Showing posts with label Infidel. Show all posts
Showing posts with label Infidel. Show all posts

Friday, May 4, 2007

Ayaan Hirsi Ali’s ‘Infidel’ a best-seller bravely written

When Ayaan Hirsi Ali scheduled an appearance at the University of Pittsburgh at Johnstown in Western Pennsylvania, Islamic leaders wanted her stopped. One Islamic center leader who had immigrated to America from Egypt told the Tribune-Review the author had “defamed the faith.” He further noted, "If you come into the faith, you must abide by the laws, and when you decide to defame it deliberately, the sentence is death."

Hirsi Ali’s lecture did take place, with security measures carefully put in place. Death threats are no surprise to anyone who’s read the book. The svelte native of Somalia walked away from her religion after realizing she had no personal freedom, not to mention a traumatizing experience with genital mutilation when she was very young.

“Muslim schools,” she writes, “reject the values of universal human rights. All humans are not equal in a Muslim school… there can be no freedom of expression or conscience. These schools fail to develop creativity—art, drama, music—and they suppress the critical faculties that can lead children to question their beliefs.” She wrote that passage in response to Islamic schools in Holland, the country she fled to after her father arranged her marriage to a complete stranger.

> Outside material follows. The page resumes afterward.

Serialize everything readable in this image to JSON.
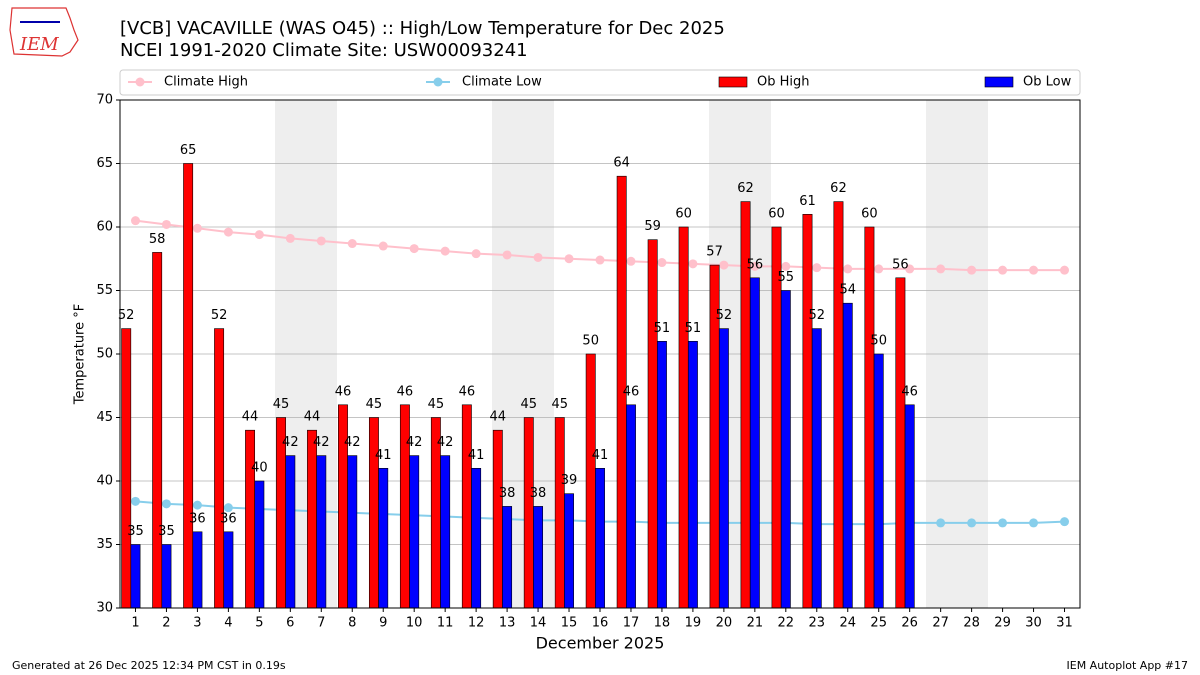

Hirsi Ali’s book is a page-turner in the grand memoir style. Her Ulysses-themed journey takes her from continent to continent, and she ultimately ends up in the one country that represents redemption for so many, America. The author finally admitted to herself and to the public, “I don’t believe in God.” That statement, along with revelations about the rigors and cruelties of her girlhood in an Islamic society, has earned her great praise from Western thinkers and vitriol from many Muslims, both male and female.

Her flight to America followed the death of a friend and collaborator, Dutch filmmaker Theo van Gogh. The two made a short film together. ‘Submission’ offered an artistic take on the violence Muslim women often face. A Muslim man who had come to Holland from Morocco stabbed and shot van Gogh to death because of the film.

Deeply pained by van Gogh’s death, the author refused to be silenced. “I am told,” Hirsi Ali reflects, “ ‘Submission’ is too aggressive a film. Its criticism of Islam is apparently too painful for Muslims to bear. Tell me, how much more painful is it to be these women, trapped in that cage?”